Airbus a finalement cédé face aux revendications de ses employés concernant le télétravail, après plusieurs grèves qui ont secoué l’entreprise ces derniers mois. Le plus grand fabricant d’avions du monde avait prévu de limiter le travail à domicile à un seul jour par semaine à partir de septembre, alors qu’actuellement les salariés peuvent télétravailler deux jours par semaine. Cette restriction a été abandonnée sous la pression sociale.

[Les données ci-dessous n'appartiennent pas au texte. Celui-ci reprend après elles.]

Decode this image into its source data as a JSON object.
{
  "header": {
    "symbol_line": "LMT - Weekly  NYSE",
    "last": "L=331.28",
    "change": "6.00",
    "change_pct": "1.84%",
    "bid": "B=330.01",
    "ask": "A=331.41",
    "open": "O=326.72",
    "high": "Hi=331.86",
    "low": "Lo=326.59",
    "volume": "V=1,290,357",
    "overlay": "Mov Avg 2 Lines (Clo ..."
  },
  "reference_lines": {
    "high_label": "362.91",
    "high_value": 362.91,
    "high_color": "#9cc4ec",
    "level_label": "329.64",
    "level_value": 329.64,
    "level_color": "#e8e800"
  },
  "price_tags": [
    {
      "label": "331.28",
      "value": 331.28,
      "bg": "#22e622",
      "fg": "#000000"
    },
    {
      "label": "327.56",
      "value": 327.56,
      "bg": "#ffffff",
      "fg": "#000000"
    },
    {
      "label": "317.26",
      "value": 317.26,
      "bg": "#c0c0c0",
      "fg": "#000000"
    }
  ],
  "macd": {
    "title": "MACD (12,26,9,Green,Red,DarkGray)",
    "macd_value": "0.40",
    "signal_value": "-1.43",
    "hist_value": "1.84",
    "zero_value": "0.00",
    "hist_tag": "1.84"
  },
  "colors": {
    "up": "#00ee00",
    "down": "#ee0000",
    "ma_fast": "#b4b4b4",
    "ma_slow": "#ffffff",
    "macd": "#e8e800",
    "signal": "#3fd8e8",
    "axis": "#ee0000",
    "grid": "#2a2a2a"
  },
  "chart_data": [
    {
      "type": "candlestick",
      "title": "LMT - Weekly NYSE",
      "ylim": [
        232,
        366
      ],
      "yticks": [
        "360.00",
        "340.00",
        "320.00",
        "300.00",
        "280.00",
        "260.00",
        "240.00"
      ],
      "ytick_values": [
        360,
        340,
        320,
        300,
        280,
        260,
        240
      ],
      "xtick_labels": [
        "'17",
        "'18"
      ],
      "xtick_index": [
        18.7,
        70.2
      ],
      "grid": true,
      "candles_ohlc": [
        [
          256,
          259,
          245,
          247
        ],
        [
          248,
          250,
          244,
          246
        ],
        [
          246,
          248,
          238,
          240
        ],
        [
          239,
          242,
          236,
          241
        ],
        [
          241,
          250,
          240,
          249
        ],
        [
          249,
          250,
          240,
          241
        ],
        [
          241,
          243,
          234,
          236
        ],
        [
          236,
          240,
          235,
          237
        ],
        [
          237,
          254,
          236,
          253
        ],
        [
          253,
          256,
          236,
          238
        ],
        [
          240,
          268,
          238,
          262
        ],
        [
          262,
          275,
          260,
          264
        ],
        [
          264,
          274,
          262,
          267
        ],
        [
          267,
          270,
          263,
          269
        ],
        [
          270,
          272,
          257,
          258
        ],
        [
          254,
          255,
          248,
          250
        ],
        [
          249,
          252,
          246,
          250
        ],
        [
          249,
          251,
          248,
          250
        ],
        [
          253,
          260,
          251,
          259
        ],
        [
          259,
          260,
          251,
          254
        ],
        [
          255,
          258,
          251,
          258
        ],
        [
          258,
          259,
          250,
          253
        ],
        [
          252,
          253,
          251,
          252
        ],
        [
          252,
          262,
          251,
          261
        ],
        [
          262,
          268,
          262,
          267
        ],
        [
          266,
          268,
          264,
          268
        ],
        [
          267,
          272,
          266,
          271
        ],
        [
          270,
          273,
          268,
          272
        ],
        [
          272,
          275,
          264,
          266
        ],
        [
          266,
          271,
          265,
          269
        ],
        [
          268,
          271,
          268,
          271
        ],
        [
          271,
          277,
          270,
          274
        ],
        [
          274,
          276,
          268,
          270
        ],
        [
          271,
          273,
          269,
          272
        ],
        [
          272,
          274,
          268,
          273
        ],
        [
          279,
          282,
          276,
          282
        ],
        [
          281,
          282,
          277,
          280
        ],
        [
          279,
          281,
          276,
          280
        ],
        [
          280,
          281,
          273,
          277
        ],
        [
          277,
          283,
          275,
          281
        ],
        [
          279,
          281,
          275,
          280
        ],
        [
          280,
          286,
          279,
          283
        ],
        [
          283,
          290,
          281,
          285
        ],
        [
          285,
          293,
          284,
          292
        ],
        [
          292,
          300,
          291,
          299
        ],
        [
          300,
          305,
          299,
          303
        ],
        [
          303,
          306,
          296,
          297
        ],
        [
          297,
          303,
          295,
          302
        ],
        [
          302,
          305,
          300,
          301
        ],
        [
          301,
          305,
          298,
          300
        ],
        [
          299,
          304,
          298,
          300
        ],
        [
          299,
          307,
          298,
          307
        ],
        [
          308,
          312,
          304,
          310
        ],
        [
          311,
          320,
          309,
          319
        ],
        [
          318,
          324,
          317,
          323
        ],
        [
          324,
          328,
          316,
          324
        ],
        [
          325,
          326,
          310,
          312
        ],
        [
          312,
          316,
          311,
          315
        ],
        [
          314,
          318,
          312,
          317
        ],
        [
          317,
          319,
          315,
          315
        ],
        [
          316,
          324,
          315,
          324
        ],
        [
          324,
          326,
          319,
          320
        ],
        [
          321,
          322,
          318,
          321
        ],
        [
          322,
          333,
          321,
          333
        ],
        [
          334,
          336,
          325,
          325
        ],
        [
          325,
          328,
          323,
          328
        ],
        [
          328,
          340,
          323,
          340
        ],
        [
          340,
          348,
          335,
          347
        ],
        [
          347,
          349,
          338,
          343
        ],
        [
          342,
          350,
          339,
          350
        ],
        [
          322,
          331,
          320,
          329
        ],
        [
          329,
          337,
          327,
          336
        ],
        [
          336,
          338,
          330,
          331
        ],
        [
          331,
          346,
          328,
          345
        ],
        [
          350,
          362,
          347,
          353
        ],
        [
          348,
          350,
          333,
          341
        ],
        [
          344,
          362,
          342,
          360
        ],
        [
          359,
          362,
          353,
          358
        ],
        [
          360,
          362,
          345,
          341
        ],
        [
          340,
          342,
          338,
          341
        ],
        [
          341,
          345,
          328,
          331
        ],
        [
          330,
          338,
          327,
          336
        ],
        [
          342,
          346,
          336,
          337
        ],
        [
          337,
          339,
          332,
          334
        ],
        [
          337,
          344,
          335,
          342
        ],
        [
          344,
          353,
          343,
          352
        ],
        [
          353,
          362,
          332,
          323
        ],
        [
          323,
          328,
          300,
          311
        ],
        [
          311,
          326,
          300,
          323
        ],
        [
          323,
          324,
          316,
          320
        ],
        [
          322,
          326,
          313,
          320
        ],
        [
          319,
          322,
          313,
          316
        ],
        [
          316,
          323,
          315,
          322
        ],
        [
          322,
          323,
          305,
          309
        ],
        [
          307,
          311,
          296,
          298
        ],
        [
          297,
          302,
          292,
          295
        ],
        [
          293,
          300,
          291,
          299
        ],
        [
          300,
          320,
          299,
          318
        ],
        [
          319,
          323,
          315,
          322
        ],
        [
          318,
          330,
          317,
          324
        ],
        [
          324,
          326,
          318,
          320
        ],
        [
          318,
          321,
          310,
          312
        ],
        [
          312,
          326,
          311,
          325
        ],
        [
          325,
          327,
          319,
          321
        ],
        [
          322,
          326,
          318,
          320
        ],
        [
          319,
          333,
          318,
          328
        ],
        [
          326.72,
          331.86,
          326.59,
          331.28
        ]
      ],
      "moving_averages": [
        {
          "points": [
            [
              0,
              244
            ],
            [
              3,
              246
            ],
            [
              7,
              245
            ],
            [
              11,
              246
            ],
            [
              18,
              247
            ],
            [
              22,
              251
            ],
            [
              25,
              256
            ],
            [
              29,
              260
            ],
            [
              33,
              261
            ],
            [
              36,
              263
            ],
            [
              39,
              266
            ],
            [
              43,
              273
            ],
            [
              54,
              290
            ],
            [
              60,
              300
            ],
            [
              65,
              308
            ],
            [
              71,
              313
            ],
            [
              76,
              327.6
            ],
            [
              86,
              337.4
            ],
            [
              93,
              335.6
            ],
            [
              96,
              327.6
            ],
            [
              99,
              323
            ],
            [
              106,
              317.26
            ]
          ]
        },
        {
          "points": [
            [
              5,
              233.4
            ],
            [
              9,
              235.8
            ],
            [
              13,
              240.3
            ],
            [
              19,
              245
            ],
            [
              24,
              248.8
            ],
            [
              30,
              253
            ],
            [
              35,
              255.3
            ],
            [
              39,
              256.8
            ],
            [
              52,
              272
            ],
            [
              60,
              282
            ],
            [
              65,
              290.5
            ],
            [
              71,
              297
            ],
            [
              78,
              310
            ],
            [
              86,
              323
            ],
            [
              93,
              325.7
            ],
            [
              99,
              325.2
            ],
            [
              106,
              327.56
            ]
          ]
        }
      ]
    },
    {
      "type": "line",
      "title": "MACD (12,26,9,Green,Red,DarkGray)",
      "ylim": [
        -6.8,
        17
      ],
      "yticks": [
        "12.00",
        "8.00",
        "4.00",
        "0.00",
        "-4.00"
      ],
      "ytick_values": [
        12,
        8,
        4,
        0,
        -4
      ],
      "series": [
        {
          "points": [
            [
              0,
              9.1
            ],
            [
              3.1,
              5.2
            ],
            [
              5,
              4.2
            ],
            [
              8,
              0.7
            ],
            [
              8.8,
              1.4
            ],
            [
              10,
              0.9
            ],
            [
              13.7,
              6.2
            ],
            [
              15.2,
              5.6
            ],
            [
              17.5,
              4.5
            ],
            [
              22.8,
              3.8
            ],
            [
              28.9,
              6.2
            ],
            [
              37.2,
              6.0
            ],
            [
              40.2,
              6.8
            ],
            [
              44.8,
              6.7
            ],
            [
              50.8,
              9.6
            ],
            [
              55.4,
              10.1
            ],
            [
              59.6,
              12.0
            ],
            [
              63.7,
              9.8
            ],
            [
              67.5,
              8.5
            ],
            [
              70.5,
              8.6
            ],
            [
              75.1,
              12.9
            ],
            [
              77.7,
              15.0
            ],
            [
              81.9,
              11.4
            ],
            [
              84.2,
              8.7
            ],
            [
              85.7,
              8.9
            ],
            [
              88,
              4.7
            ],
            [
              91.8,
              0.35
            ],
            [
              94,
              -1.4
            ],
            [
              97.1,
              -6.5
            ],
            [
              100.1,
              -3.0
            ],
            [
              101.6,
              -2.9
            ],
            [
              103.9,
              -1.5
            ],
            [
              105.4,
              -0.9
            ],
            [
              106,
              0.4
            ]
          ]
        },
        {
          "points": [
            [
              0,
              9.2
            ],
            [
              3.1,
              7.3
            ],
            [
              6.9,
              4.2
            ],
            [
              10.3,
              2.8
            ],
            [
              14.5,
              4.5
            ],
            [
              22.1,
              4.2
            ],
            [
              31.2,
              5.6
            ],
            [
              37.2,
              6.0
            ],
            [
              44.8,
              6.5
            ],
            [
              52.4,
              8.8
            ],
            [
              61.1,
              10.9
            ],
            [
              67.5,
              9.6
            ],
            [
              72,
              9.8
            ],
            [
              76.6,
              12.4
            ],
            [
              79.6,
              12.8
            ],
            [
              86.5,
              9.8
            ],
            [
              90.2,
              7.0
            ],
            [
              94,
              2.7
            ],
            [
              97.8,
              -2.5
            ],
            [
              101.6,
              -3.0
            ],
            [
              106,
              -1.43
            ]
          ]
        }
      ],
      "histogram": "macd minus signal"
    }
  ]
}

Cette initiative faisait partie d’une campagne menée par le directeur général d’Airbus, Guillaume Faury, pour inciter les employés à revenir au bureau. L’objectif était de permettre à l’entreprise de répondre à une demande record et de préparer de nouveaux produits, après avoir recruté des milliers de personnes. En juin, Faury avait écrit à ses équipes pour leur expliquer que si le télétravail avait été indispensable pendant la pandémie de Covid, la situation était désormais différente : Airbus avait besoin que ses salariés partagent leurs compétences en personne. Dans une note interne rapportée par Bloomberg, il déclarait : « Je compte sur chacun d’entre vous pour soutenir cette démarche. »
Cependant, une série de grèves en Espagne, en France et au Royaume-Uni l’a forcé à revoir sa position, selon Reuters. Les responsables ont maintenant reçu comme consigne d’autoriser les employés à travailler depuis chez eux en moyenne deux jours par semaine, ce qui revient à neutraliser la politique initialement souhaitée par le directeur général.
En Espagne, les salariés se sont mis en grève de façon répétée depuis juillet. Environ 40 % des 14 000 employés locaux d’Airbus ont participé à des arrêts de travail ces dernières semaines, pour des raisons qui vont au-delà du télétravail : les transports, les congés payés et les salaires sont aussi au cœur du conflit. En France, des protestations ponctuelles ont également eu lieu contre un projet qui obligerait les employés de bureau à venir sur site quatre jours par semaine. Malgré tout, Reuters précise que la production d’Airbus, qui occupe une place centrale dans l’industrie de défense européenne, n’a pas été perturbée par ces mouvements sociaux.
Un porte-parole d’Airbus a tenu à clarifier la position de l’entreprise : l’objectif reste d’augmenter la présence sur site afin d’améliorer l’efficacité collective, le transfert de connaissances et la rapidité des décisions. Il a toutefois reconnu que tout changement efficace implique d’écouter les salariés. C’est pourquoi l’entreprise a choisi de mettre en place cette transition de façon plus progressive.
Le porte-parole a ajouté que les managers auront la responsabilité d’organiser le travail hybride au sein de leurs équipes, de manière pragmatique et en tenant compte des réalités de chaque environnement de travail, dans le cadre des accords collectifs actuellement en vigueur chez Airbus.